Testing the gravitomagnetic clock effect on the Earth with neutron interferometry

TL;DR

This paper proposes an Earth-based neutron interferometry experiment to measure the gravitomagnetic clock effect predicted by general relativity, aiming to detect tiny phase shifts caused by Earth's rotation.

Contribution

It introduces a novel experimental setup using neutron interferometry to observe the gravitomagnetic clock effect in a laboratory setting on Earth.

Findings

Estimated phase shift of 0.18 radians for a specific neutron wavelength and sphere rotation.

Reversing Earth's rotation sense could produce a 0.06 fringe shift.

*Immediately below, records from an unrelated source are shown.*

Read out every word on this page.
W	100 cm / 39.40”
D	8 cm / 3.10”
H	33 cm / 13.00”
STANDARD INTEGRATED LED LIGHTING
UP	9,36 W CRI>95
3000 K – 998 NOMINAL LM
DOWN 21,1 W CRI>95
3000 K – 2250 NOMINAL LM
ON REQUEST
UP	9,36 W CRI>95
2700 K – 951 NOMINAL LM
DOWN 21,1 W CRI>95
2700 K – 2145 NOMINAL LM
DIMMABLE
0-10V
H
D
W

Feasibility of detecting the effect within current experimental sensitivity.

Abstract

The general relativistic gravitomagnetic clock effect consists in the fact that two point particles orbiting a central spinning object along identical, circular equatorial geodesic paths, but in opposite directions, exhibit a time difference in describing a full revolution. It turns out that the particle rotating in the same sense of the central body is slower than the particle rotating in the opposite sense. In this paper it is proposed to measure such effect in an Earth laboratory experiment involving interferometry of slow neutrons. With a sphere of 2.5 cm radius and spinning at 4.3 x 10^4 rad/s as central source, and using neutrons with wavelength of 1 Angstrom it should be possible to obtain, for a given sense of rotation of the central source, a phase shift of 0.18 rad, well within the experimental sensitivity. By reversing the sense of rotation of the central body it should be possible to obtain a 0.06 fringe shift.